17.1 Variational Autoencoders
The VAE is a generative model. Its primary goal is not just to reconstruct inputs, but to learn the underlying probability distribution of the data so it can generate new data.
17.1.1 How is it Different from a Standard Autoencoder?
| Feature | Standard Autoencoder (AE) | Variational Autoencoder (VAE) |
|---|---|---|
| Goal | Reconstruction & Dimensionality Reduction. | Generation of new data. |
| Latent Space | A single, deterministic vector (a point). The space can be disorganized. | A probability distribution (defined by a mean and variance). The space is smooth and continuous. |
17.1.2 Encoder
The encoder takes an input and, instead of outputting a single vector, it outputs the parameters of a probability distribution. Typically, this is a Gaussian distribution, so the encoder outputs two vectors:
- A mean vector (\mu)
- A log-variance vector (\log(\sigma^2))
These two vectors define a “cloud” of possible points in the latent space that could represent the input. Using log-variance is a technical trick for numerical stability during training.
We need to get a specific point z from the distribution our encoder just defined. The obvious way is to sample from it: z \sim \mathcal{N}(\mu, \sigma^2).
Problem: The sampling operation is random and has no clear gradient, so we can’t use backpropagation to train the encoder.
Solution: The Reparameterization Trick. We re-formulate the sampling process to make it trainable:
- Sample a random noise vector \epsilon from a simple, fixed distribution (usually the standard normal distribution N(0, 1)).
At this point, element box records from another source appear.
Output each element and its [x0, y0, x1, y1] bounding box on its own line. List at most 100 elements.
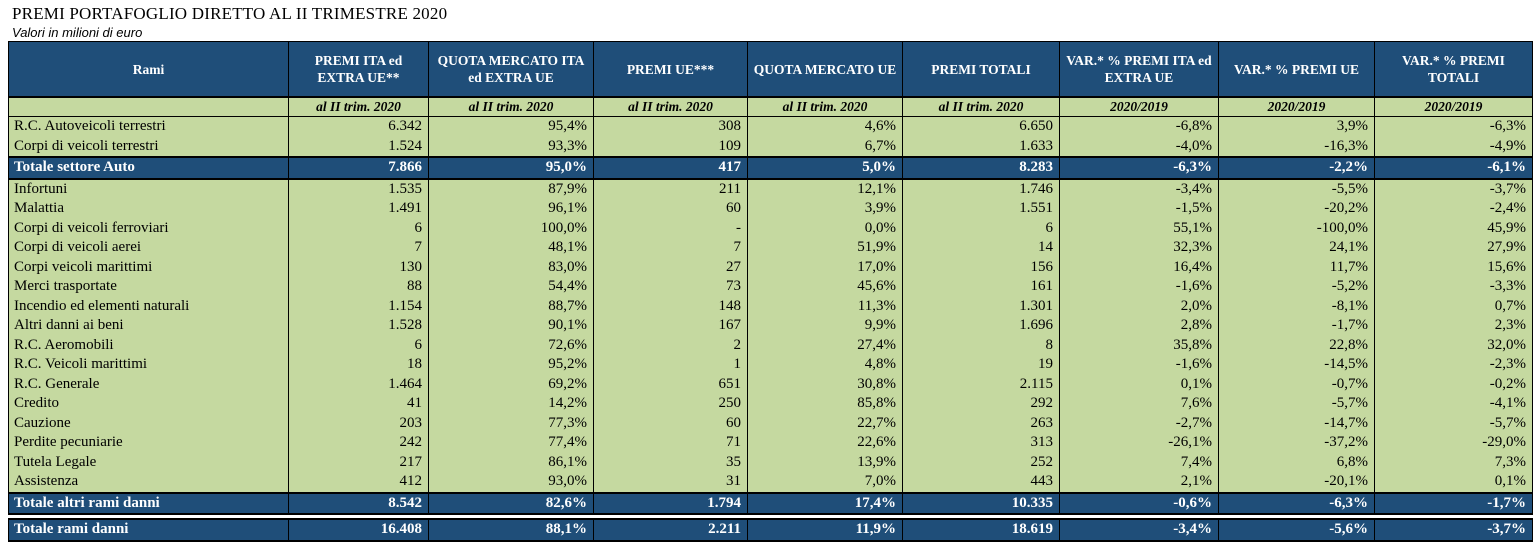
table-cell: 72,6%	[428, 335, 594, 355]
table-cell: 1.524	[288, 136, 429, 157]
table-row: Malattia 1.491 96,1% 60 3,9% 1.551 -1,5% -20,2%…	[8, 199, 1533, 219]
table-cell: -1,5%	[1059, 199, 1219, 219]
table-cell: 1.154	[288, 296, 429, 316]
row-label: Merci trasportate	[8, 277, 289, 297]
table-cell: -3,4%	[1059, 178, 1219, 199]
header-cell: PREMI UE***	[593, 41, 748, 98]
table-cell: 73	[593, 277, 748, 297]
table-cell: 7.866	[288, 156, 429, 180]
table-cell: 7	[288, 238, 429, 258]
row-label: Totale settore Auto	[8, 156, 289, 180]
table-row: Assistenza 412 93,0% 31 7,0% 443 2,1% -20,1% 0,1…	[8, 472, 1533, 493]
subheader-cell: al II trim. 2020	[288, 96, 429, 117]
table-cell: -8,1%	[1218, 296, 1375, 316]
table-cell: 14	[902, 238, 1060, 258]
table-cell: 6	[288, 335, 429, 355]
header-cell: VAR.* % PREMI TOTALI	[1374, 41, 1533, 98]
table-cell: 14,2%	[428, 394, 594, 414]
table-cell: 32,0%	[1374, 335, 1533, 355]
table-cell: 417	[593, 156, 748, 180]
table-cell: 211	[593, 178, 748, 199]
total-row: Totale rami danni 16.408 88,1% 2.211 11,9% 18…	[8, 518, 1533, 542]
table-cell: -1,7%	[1218, 316, 1375, 336]
table-cell: -2,2%	[1218, 156, 1375, 180]
row-label: Credito	[8, 394, 289, 414]
table-cell: 11,9%	[747, 518, 903, 542]
table-cell: 0,0%	[747, 218, 903, 238]
table-cell: 3,9%	[747, 199, 903, 219]
table-row: Cauzione 203 77,3% 60 22,7% 263 -2,7% -14,7% -5,…	[8, 413, 1533, 433]
table-cell: 9,9%	[747, 316, 903, 336]
table-cell: 15,6%	[1374, 257, 1533, 277]
table-cell: -14,5%	[1218, 355, 1375, 375]
header-cell: PREMI TOTALI	[902, 41, 1060, 98]
table-cell: 22,7%	[747, 413, 903, 433]
table-cell: 35	[593, 452, 748, 472]
table-cell: -	[593, 218, 748, 238]
table-cell: -5,7%	[1374, 413, 1533, 433]
table-cell: 8	[902, 335, 1060, 355]
table-row: Altri danni ai beni 1.528 90,1% 167 9,9% 1.69…	[8, 316, 1533, 336]
table-cell: 203	[288, 413, 429, 433]
row-label: Totale altri rami danni	[8, 491, 289, 515]
table-cell: -5,6%	[1218, 518, 1375, 542]
header-cell: Rami	[8, 41, 289, 98]
table-cell: 8.283	[902, 156, 1060, 180]
table-cell: 7,0%	[747, 472, 903, 493]
table-cell: 45,6%	[747, 277, 903, 297]
table-cell: 93,3%	[428, 136, 594, 157]
table-cell: 1.794	[593, 491, 748, 515]
table-cell: 2	[593, 335, 748, 355]
table-cell: 93,0%	[428, 472, 594, 493]
row-label: R.C. Veicoli marittimi	[8, 355, 289, 375]
subheader-cell: al II trim. 2020	[902, 96, 1060, 117]
table-cell: 22,8%	[1218, 335, 1375, 355]
spacer-cell	[8, 514, 1533, 519]
table-cell: 4,6%	[747, 116, 903, 137]
table-cell: -37,2%	[1218, 433, 1375, 453]
table-cell: -3,3%	[1374, 277, 1533, 297]
row-label: Corpi di veicoli terrestri	[8, 136, 289, 157]
subheader-cell: 2020/2019	[1374, 96, 1533, 117]
page-subtitle: Valori in milioni di euro	[12, 25, 143, 40]
table-cell: 1.491	[288, 199, 429, 219]
table-cell: 2.211	[593, 518, 748, 542]
table-cell: 41	[288, 394, 429, 414]
table-cell: 167	[593, 316, 748, 336]
table-cell: -5,2%	[1218, 277, 1375, 297]
table-cell: 1.464	[288, 374, 429, 394]
table-cell: 1.301	[902, 296, 1060, 316]
table-cell: 12,1%	[747, 178, 903, 199]
row-label: R.C. Autoveicoli terrestri	[8, 116, 289, 137]
subheader-cell: al II trim. 2020	[428, 96, 594, 117]
table-cell: -0,2%	[1374, 374, 1533, 394]
table-cell: 1.535	[288, 178, 429, 199]
table-row: Credito 41 14,2% 250 85,8% 292 7,6% -5,7% -4,1%	[8, 394, 1533, 414]
table-row: R.C. Generale 1.464 69,2% 651 30,8% 2.115 0,1%…	[8, 374, 1533, 394]
table-row: Corpi di veicoli ferroviari 6 100,0% -0,0% 6…	[8, 218, 1533, 238]
table-cell: 651	[593, 374, 748, 394]
table-cell: 8.542	[288, 491, 429, 515]
table-row: Corpi di veicoli aerei 7 48,1% 7 51,9% 14 32,3…	[8, 238, 1533, 258]
header-cell: VAR.* % PREMI UE	[1218, 41, 1375, 98]
table-cell: -5,5%	[1218, 178, 1375, 199]
table-row: Corpi veicoli marittimi 130 83,0% 27 17,0% 15…	[8, 257, 1533, 277]
table-cell: 2,0%	[1059, 296, 1219, 316]
header-cell: QUOTA MERCATO ITA ed EXTRA UE	[428, 41, 594, 98]
table-cell: 27	[593, 257, 748, 277]
table-cell: -6,8%	[1059, 116, 1219, 137]
table-cell: 130	[288, 257, 429, 277]
table-cell: 1.746	[902, 178, 1060, 199]
table-cell: 95,0%	[428, 156, 594, 180]
table-cell: 88,7%	[428, 296, 594, 316]
table-cell: 17,0%	[747, 257, 903, 277]
row-spacer	[8, 514, 1533, 519]
table-cell: 18.619	[902, 518, 1060, 542]
header-row: Rami PREMI ITA ed EXTRA UE** QUOTA MERCA…	[8, 41, 1533, 98]
table-cell: 148	[593, 296, 748, 316]
table-body: R.C. Autoveicoli terrestri 6.342 95,4% 308 4…	[8, 116, 1533, 542]
table-row: Corpi di veicoli terrestri 1.524 93,3% 109 6…	[8, 136, 1533, 157]
table-cell: 69,2%	[428, 374, 594, 394]
table-cell: -1,7%	[1374, 491, 1533, 515]
table-cell: 24,1%	[1218, 238, 1375, 258]
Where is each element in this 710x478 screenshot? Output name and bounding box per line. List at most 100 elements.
- Calculate the latent vector z as: z = \mu + \epsilon \cdot \sigma
Now, the network still produces a sample z from the desired distribution, but the random part (\epsilon) is external. The gradient can flow back through the \mu and \sigma vectors to the encoder, allowing it to be trained.
17.1.3 Decoder
The decoder works just like in a standard autoencoder: it takes a point z from the latent space and tries to reconstruct the original input image from it.
Because the latent space is continuous and smooth, if you take two points z_1 and z_2 and feed, for example, the midpoint \dfrac{z_1 + z_2}{2} into the decoder, you’ll get a plausible image that looks like a mix between the two points.
17.1.4 Training
The VAE is trained to optimize a special two-part loss function: Total Loss = Reconstruction Loss + Regularization Loss
- Reconstruction Loss: same as the standard autoencoder loss, it measures how different the decoder’s output is from the original input.
- Regularization Loss: this is the “variational” part. This loss measures how much the distribution produced by the encoder N(\mu, \sigma^2) differs from a standard normal distribution. It’s calculated using the Kullback-Leibler (KL) Divergence. This loss acts as a regularizer. It forces all the distributions that the encoder creates to stay close to the center of the latent space, because we are optimizing against a standard normal distribution. This has two effects:
- Continuity: It prevents the encoder from “cheating” by assigning each input its own spot in the latent space. It forces the “clouds” for different inputs to overlap, creating the smooth and continuous space.
- Generativity: Since all the encoded distributions are roughly centered around N(0, 1), we can later generate new samples by sampling a random point z from N(0, 1) and feeding it to the decoder.